On Monday, Gov. David Ige announced his intent to veto House Bill 1567, a modest bail reform bill that’s become the subject of misinformation and public outcry. Opponents of reform who’ve called for the veto have preyed on public fear over rising crime. These sensationalist narratives perpetuated by public officials and local news media are harmful and misleading and undermine fundamental constitutional principles of fairness.
Recent columns by Mayor Rick Blangiardi and the Star-Advertiser’s editorial board claiming the bill is “unsafe” and “overbroad” appear to have informed the governor’s decision to veto. The veto rationale that this bill “deprives judges of the ability to exercise discretion on a case-by-case basis” and would mandate the automatic release of defendants “that pose significant risks to public safety” is false.
In very plain terms, the statutory language of HB 1567 includes a broad list of exceptions that:
1) Encompass most of the crimes for which people are held pretrial and will likely have minimal impact on who is released; and
2) Clearly allows judges to retain discretion in setting bail if there is a risk of flight, recidivism, or a danger to any other person or the community.

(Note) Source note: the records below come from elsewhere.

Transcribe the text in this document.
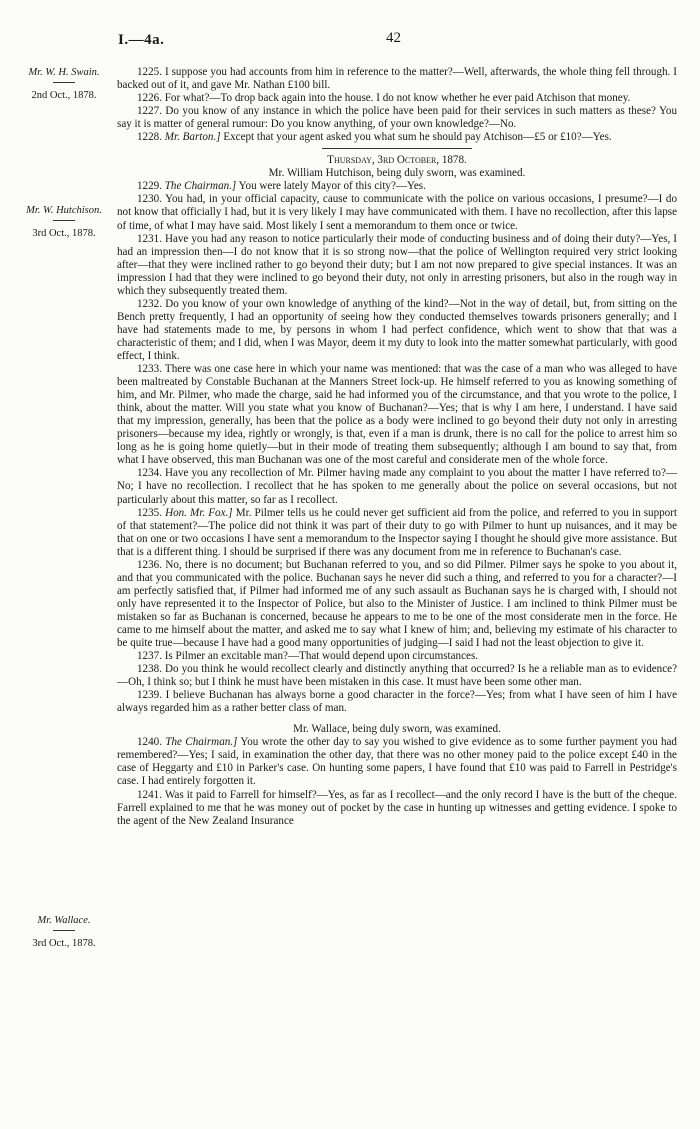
I.—4a.	42
Mr. W. H. Swain.
2nd Oct., 1878.
Mr. W. Hutchison.
3rd Oct., 1878.
Mr. Wallace.
3rd Oct., 1878.

1225. I suppose you had accounts from him in reference to the matter?—Well, afterwards, the whole thing fell through. I backed out of it, and gave Mr. Nathan £100 bill.

1226. For what?—To drop back again into the house. I do not know whether he ever paid Atchison that money.

1227. Do you know of any instance in which the police have been paid for their services in such matters as these? You say it is matter of general rumour: Do you know anything, of your own knowledge?—No.

1228. Mr. Barton.] Except that your agent asked you what sum he should pay Atchison—£5 or £10?—Yes.

Thursday, 3rd October, 1878.

Mr. William Hutchison, being duly sworn, was examined.

1229. The Chairman.] You were lately Mayor of this city?—Yes.

1230. You had, in your official capacity, cause to communicate with the police on various occasions, I presume?—I do not know that officially I had, but it is very likely I may have communicated with them. I have no recollection, after this lapse of time, of what I may have said. Most likely I sent a memorandum to them once or twice.

1231. Have you had any reason to notice particularly their mode of conducting business and of doing their duty?—Yes, I had an impression then—I do not know that it is so strong now—that the police of Wellington required very strict looking after—that they were inclined rather to go beyond their duty; but I am not now prepared to give special instances. It was an impression I had that they were inclined to go beyond their duty, not only in arresting prisoners, but also in the rough way in which they subsequently treated them.

1232. Do you know of your own knowledge of anything of the kind?—Not in the way of detail, but, from sitting on the Bench pretty frequently, I had an opportunity of seeing how they conducted themselves towards prisoners generally; and I have had statements made to me, by persons in whom I had perfect confidence, which went to show that that was a characteristic of them; and I did, when I was Mayor, deem it my duty to look into the matter somewhat particularly, with good effect, I think.

1233. There was one case here in which your name was mentioned: that was the case of a man who was alleged to have been maltreated by Constable Buchanan at the Manners Street lock-up. He himself referred to you as knowing something of him, and Mr. Pilmer, who made the charge, said he had informed you of the circumstance, and that you wrote to the police, I think, about the matter. Will you state what you know of Buchanan?—Yes; that is why I am here, I understand. I have said that my impression, generally, has been that the police as a body were inclined to go beyond their duty not only in arresting prisoners—because my idea, rightly or wrongly, is that, even if a man is drunk, there is no call for the police to arrest him so long as he is going home quietly—but in their mode of treating them subsequently; although I am bound to say that, from what I have observed, this man Buchanan was one of the most careful and considerate men of the whole force.

1234. Have you any recollection of Mr. Pilmer having made any complaint to you about the matter I have referred to?—No; I have no recollection. I recollect that he has spoken to me generally about the police on several occasions, but not particularly about this matter, so far as I recollect.

1235. Hon. Mr. Fox.] Mr. Pilmer tells us he could never get sufficient aid from the police, and referred to you in support of that statement?—The police did not think it was part of their duty to go with Pilmer to hunt up nuisances, and it may be that on one or two occasions I have sent a memorandum to the Inspector saying I thought he should give more assistance. But that is a different thing. I should be surprised if there was any document from me in reference to Buchanan's case.

1236. No, there is no document; but Buchanan referred to you, and so did Pilmer. Pilmer says he spoke to you about it, and that you communicated with the police. Buchanan says he never did such a thing, and referred to you for a character?—I am perfectly satisfied that, if Pilmer had informed me of any such assault as Buchanan says he is charged with, I should not only have represented it to the Inspector of Police, but also to the Minister of Justice. I am inclined to think Pilmer must be mistaken so far as Buchanan is concerned, because he appears to me to be one of the most considerate men in the force. He came to me himself about the matter, and asked me to say what I knew of him; and, believing my estimate of his character to be quite true—because I have had a good many opportunities of judging—I said I had not the least objection to give it.

1237. Is Pilmer an excitable man?—That would depend upon circumstances.

1238. Do you think he would recollect clearly and distinctly anything that occurred? Is he a reliable man as to evidence?—Oh, I think so; but I think he must have been mistaken in this case. It must have been some other man.

1239. I believe Buchanan has always borne a good character in the force?—Yes; from what I have seen of him I have always regarded him as a rather better class of man.

Mr. Wallace, being duly sworn, was examined.

1240. The Chairman.] You wrote the other day to say you wished to give evidence as to some further payment you had remembered?—Yes; I said, in examination the other day, that there was no other money paid to the police except £40 in the case of Heggarty and £10 in Parker's case. On hunting some papers, I have found that £10 was paid to Farrell in Pestridge's case. I had entirely forgotten it.

1241. Was it paid to Farrell for himself?—Yes, as far as I recollect—and the only record I have is the butt of the cheque. Farrell explained to me that he was money out of pocket by the case in hunting up witnesses and getting evidence. I spoke to the agent of the New Zealand Insurance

Recent theatrics by county mayors and Honolulu Prosecuting Attorney Steven Alm claiming the bill will “erode the criminal justice system” ignores the Hawaii Judiciary’s support at every committee hearing this session. Platitudes calling for more input also dismiss work already done by the 2018 Hawaii Criminal Pretrial Task Force. Stakeholders in the task force, including the Office of the Attorney General, the Judiciary, Department of Public Safety, and public defenders, prosecutors and police chiefs from every county, made key recommendations in the final report that support broad reform.
Rhetoric around the functional purpose of bail ignores tools already at our disposal to ensure defendants appear in court, including Act 277, passed in 2019, that allows for unsecured bail, where defendants only pay if they don’t show up for their hearing. This option has not yet been used by judges or prosecutors. Instead, in 91% of cases, judges’ pretrial decisions mirror arbitrary bail amounts set by police arrest warrants.
Not only does our current pretrial system unfairly punish people who can’t afford bail (releasing those with money on their own recognizance), it locks up legally innocent people in overcrowded jails before they can defend themselves in court. The harmful narrative that bail reform equates a “win for criminals” and a “get out of jail free card” undermines a very basic tenet of our judicial system, that people are “innocent until proven guilty.” It also whitewashes economic and racial disparities embedded in our cash bail system.
Holding people in pretrial detention disproportionately punishes Native Hawaiians and people of color, preventing them from caring for their families and holding onto jobs, further perpetuating cycles of poverty and historical trauma. Research also shows that bail has little to no relationship to a person’s guilt or increases in crime or recidivism. In fact, in some jurisdictions, meaningful bail reform resulted in tangible outcomes that actually enhanced public safety and reduced jail populations.
The recent bail coalition statement released by over 30 organization across the state illustrates broad support for pretrial cash bail reform. Community groups from various sectors agree there is an urgent need to eliminate wealth-based detention and combat bias and systemic racism in our criminal legal system.
The very elected officials with the power to make necessary changes to our unjust criminal legal system should not mislead the public. They should enact and enforce laws that advance reform grounded in research, not rhetoric. Regardless of Ige’s decision to veto HB 1567, the urgent need for these reforms cannot be swept under the rug.
Ryan Leong is interim executive director of the ACLU of Hawaiʻi; Kim Moa is the group’s communications director.